Laddering: FX Risk Management with Less Work, Fewer Transactions

By December 17, 2020No Comments

Wells Fargo explains an alternative to layering for corporates hedging cash flow exposures. 

Who doesn’t want to get more for less? As in less work, more efficiency and fewer transactions, all while still meeting risk management goals. To take advantage, though, you have to be willing to look closer at the shortcomings of the very common cash flow hedging approach known as layering.

  • During a recent interim meeting of NeuGroup’s two FX managers’ peer groups, the quantitative solutions team at Wells Fargo laid out an alternative to layering called laddering.

Layering rationale. A Wells Fargo survey in 2018 found 63% of the public companies that responded use layering in their cash flow hedge programs.

  • By adding in hedges over time to achieve a higher hedge ratio as the exposure gets closer and exposure forecasts get more accurate, the rationale is that the resulting dollar-cost averaging smooths out gains and losses from FX volatility. This achieves a more stable outcome year-over-year or quarter-over-quarter.  

The downside. The disadvantage of this approach is that it requires the ongoing execution of a large number of hedges, with all the accompanying process work from trade initiation, confirmation and accounting through reconciliation and settlement, not to mention the transaction costs.

  • Wells Fargo’s analysis demonstrates that for a monthly layered cash flow program with a 12-month hedge horizon, a company would have 78 outstanding hedges at any given time per currency, or 300 for a two-year hedge horizon.
  • Many companies choose quarterly layering programs, but that’s still a big number to keep track of, especially when also considering the hedge accounting documentation requirements. Automation helps, but not all companies have achieved that level of automation yet.

Another way. Laddering, by contrast, means hedging a higher percentage of the exposure earlier and for longer per hedge, i.e., “more notional but less frequently” or “sort of an infrequent layering program,” as Wells Fargo’s presenter put it.

  • The example uses a third of the exposure hedged from two years out with an added third starting a year out.

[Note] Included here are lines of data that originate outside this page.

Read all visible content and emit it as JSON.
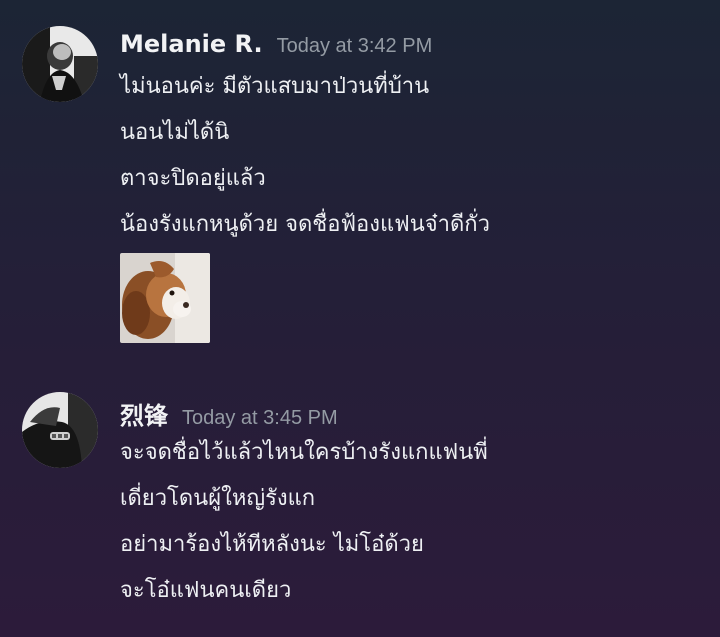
{
  "messages": [
    {
      "username": "Melanie R.",
      "timestamp": "Today at 3:42 PM",
      "lines": [
        "ไม่นอนค่ะ มีตัวแสบมาป่วนที่บ้าน",
        "นอนไม่ได้นิ",
        "ตาจะปิดอยู่แล้ว",
        "น้องรังแกหนูด้วย จดชื่อฟ้องแฟนจ๋าดีกั่ว"
      ],
      "attachment": "dog-photo"
    },
    {
      "username": "烈锋",
      "timestamp": "Today at 3:45 PM",
      "lines": [
        "จะจดชื่อไว้แล้วไหนใครบ้างรังแกแฟนพี่",
        "เดี่ยวโดนผู้ใหญ่รังแก",
        "อย่ามาร้องไห้ทีหลังนะ ไม่โอ๋ด้วย",
        "จะโอ๋แฟนคนเดียว"
      ]
    }
  ],
  "colors": {
    "username": "#f2f3f5",
    "timestamp": "#949ba4",
    "text": "#eef0f3",
    "background_top": "#1c2535",
    "background_bottom": "#2c1b3a"
  },
  "icons": {
    "avatar_1": "user-avatar-icon",
    "avatar_2": "user-avatar-icon"
  }
}
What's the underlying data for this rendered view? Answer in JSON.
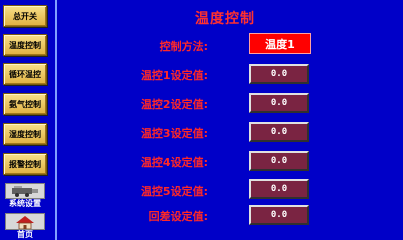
{
  "nav": {
    "power": "总开关",
    "temp": "温度控制",
    "circ": "循环温控",
    "nh3": "氨气控制",
    "light": "湿度控制",
    "alarm": "报警控制",
    "settings": "系统设置",
    "home": "首页"
  },
  "page": {
    "title": "温度控制"
  },
  "mode": {
    "label": "控制方法:",
    "value": "温度1"
  },
  "setpoints": [
    {
      "label": "温控1设定值:",
      "value": "0.0"
    },
    {
      "label": "温控2设定值:",
      "value": "0.0"
    },
    {
      "label": "温控3设定值:",
      "value": "0.0"
    },
    {
      "label": "温控4设定值:",
      "value": "0.0"
    },
    {
      "label": "温控5设定值:",
      "value": "0.0"
    },
    {
      "label": "回差设定值:",
      "value": "0.0"
    }
  ],
  "colors": {
    "background": "#0000c8",
    "label_red": "#ff2828",
    "value_box": "#7a2442",
    "mode_box": "#ff0000"
  },
  "icons": {
    "settings": "machine-icon",
    "home": "house-icon"
  }
}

This cuts down significantly on the number of hedge executions required and outstanding hedges per currency at any given time, especially as compared to a monthly layering program, of course.

Volatility. But does this increase volatility? Intuitively, if the rationale for frequent layering to increase the hedge ratio over time is to reduce volatility, less frequent would increase volatility. But Wells Fargo’s backtesting analysis for EUR, GBP, CAD and MXN, for example, shows that volatility reduction is better with this tenor extension than with more frequent execution, and lower still for a two-year program.

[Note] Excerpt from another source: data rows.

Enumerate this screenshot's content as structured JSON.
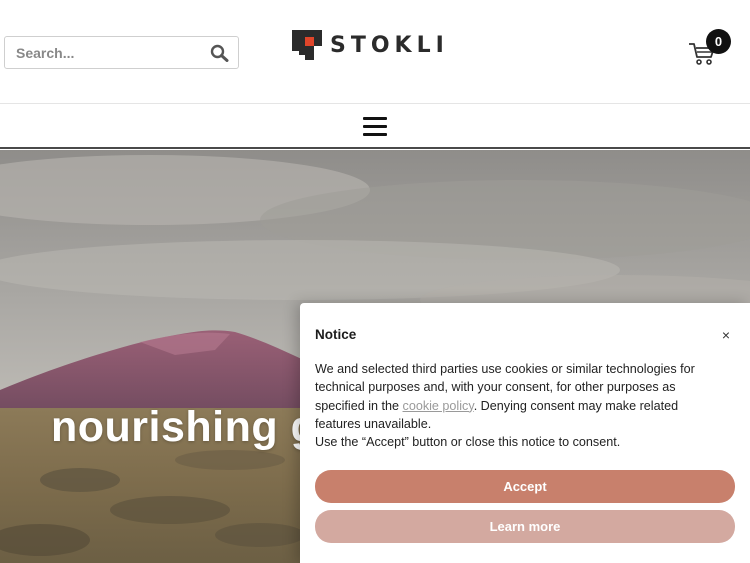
{
  "header": {
    "search": {
      "placeholder": "Search..."
    },
    "logo_text": "STOKLI",
    "cart_count": "0"
  },
  "hero": {
    "title": "nourishing g"
  },
  "notice": {
    "title": "Notice",
    "close_label": "×",
    "text_before_link": "We and selected third parties use cookies or similar technologies for technical purposes and, with your consent, for other purposes as specified in the ",
    "link_text": "cookie policy",
    "text_after_link": ". Denying consent may make related features unavailable.",
    "text_line2": "Use the “Accept” button or close this notice to consent.",
    "accept_label": "Accept",
    "learn_more_label": "Learn more"
  },
  "colors": {
    "accept": "#c8806c",
    "learn_more": "#d3a9a0",
    "logo_accent": "#e0452a"
  }
}
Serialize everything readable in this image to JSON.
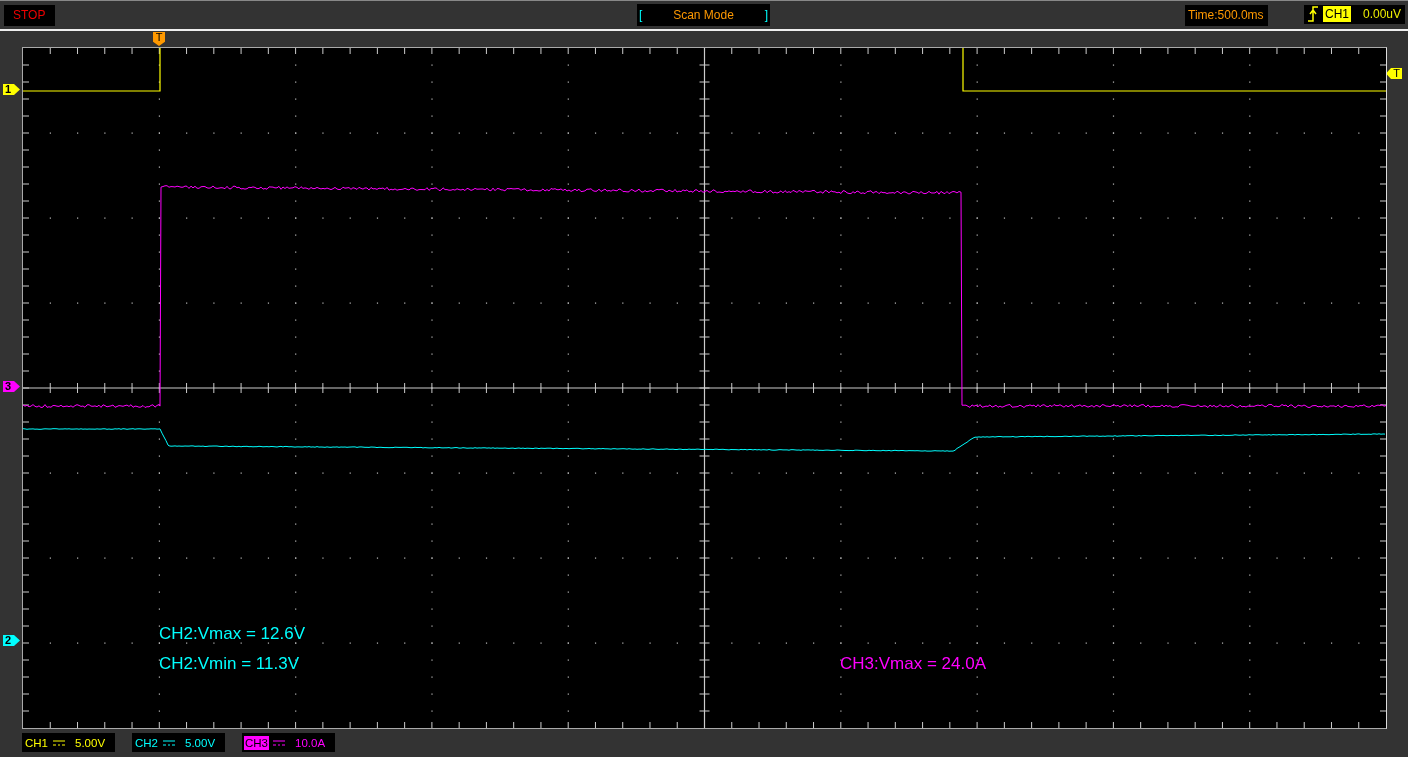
{
  "status": "STOP",
  "mode": {
    "open": "[",
    "label": "Scan Mode",
    "close": "]"
  },
  "timebase": "Time:500.0ms",
  "trigger": {
    "channel": "CH1",
    "level": "0.00uV",
    "color": "#ffff00"
  },
  "trigger_markers": [
    "T",
    "T"
  ],
  "channel_markers": [
    {
      "label": "1",
      "color": "#ffff00"
    },
    {
      "label": "3",
      "color": "#ff00ff"
    },
    {
      "label": "2",
      "color": "#00ffff"
    }
  ],
  "measurements": [
    {
      "text": "CH2:Vmax = 12.6V",
      "color": "#00ffff"
    },
    {
      "text": "CH2:Vmin = 11.3V",
      "color": "#00ffff"
    },
    {
      "text": "CH3:Vmax = 24.0A",
      "color": "#ff00ff"
    }
  ],
  "channels": [
    {
      "name": "CH1",
      "scale": "5.00V",
      "color": "#ffff00",
      "selected": false
    },
    {
      "name": "CH2",
      "scale": "5.00V",
      "color": "#00ffff",
      "selected": false
    },
    {
      "name": "CH3",
      "scale": "10.0A",
      "color": "#ff00ff",
      "selected": true
    }
  ]
}
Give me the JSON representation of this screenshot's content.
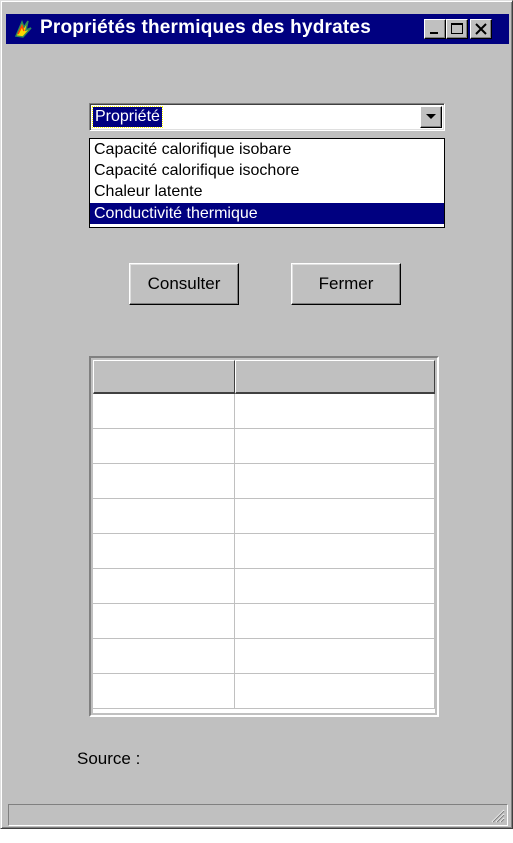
{
  "window": {
    "title": "Propriétés thermiques des hydrates",
    "minimize_icon": "minimize-icon",
    "maximize_icon": "maximize-icon",
    "close_icon": "close-icon"
  },
  "combo": {
    "selected": "Propriété",
    "arrow_icon": "chevron-down-icon"
  },
  "dropdown": {
    "items": [
      "Capacité calorifique isobare",
      "Capacité calorifique isochore",
      "Chaleur latente",
      "Conductivité thermique"
    ],
    "highlighted_index": 3
  },
  "buttons": {
    "consult_label": "Consulter",
    "close_label": "Fermer"
  },
  "grid": {
    "columns": [
      "",
      ""
    ],
    "rows": [
      [
        "",
        ""
      ],
      [
        "",
        ""
      ],
      [
        "",
        ""
      ],
      [
        "",
        ""
      ],
      [
        "",
        ""
      ],
      [
        "",
        ""
      ],
      [
        "",
        ""
      ],
      [
        "",
        ""
      ],
      [
        "",
        ""
      ]
    ]
  },
  "source": {
    "label": "Source :"
  },
  "colors": {
    "face": "#c0c0c0",
    "title_bar": "#000080",
    "selection": "#000080"
  }
}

  • Why is that? Laddered hedging “maximizes the overlap of the rates you are picking up” for the currencies involved as compared to the classical smoothing of layering, the presenter explained.

Converts. So laddering, anyone? One member noted that by conducting similar analysis, her company has indeed transitioned to a laddering (sometimes called staggering) approach to reduce the operational burden of frequent layering while still achieving similar levels of volatility reduction.

  • Another member, however, has a dual mandate of volatility reduction and opportunism to do better than a fully systematic program. So her team needs flexibility to increase (or not) their hedge ratios (above a required minimum prescribed in the policy), and the layered program provides that.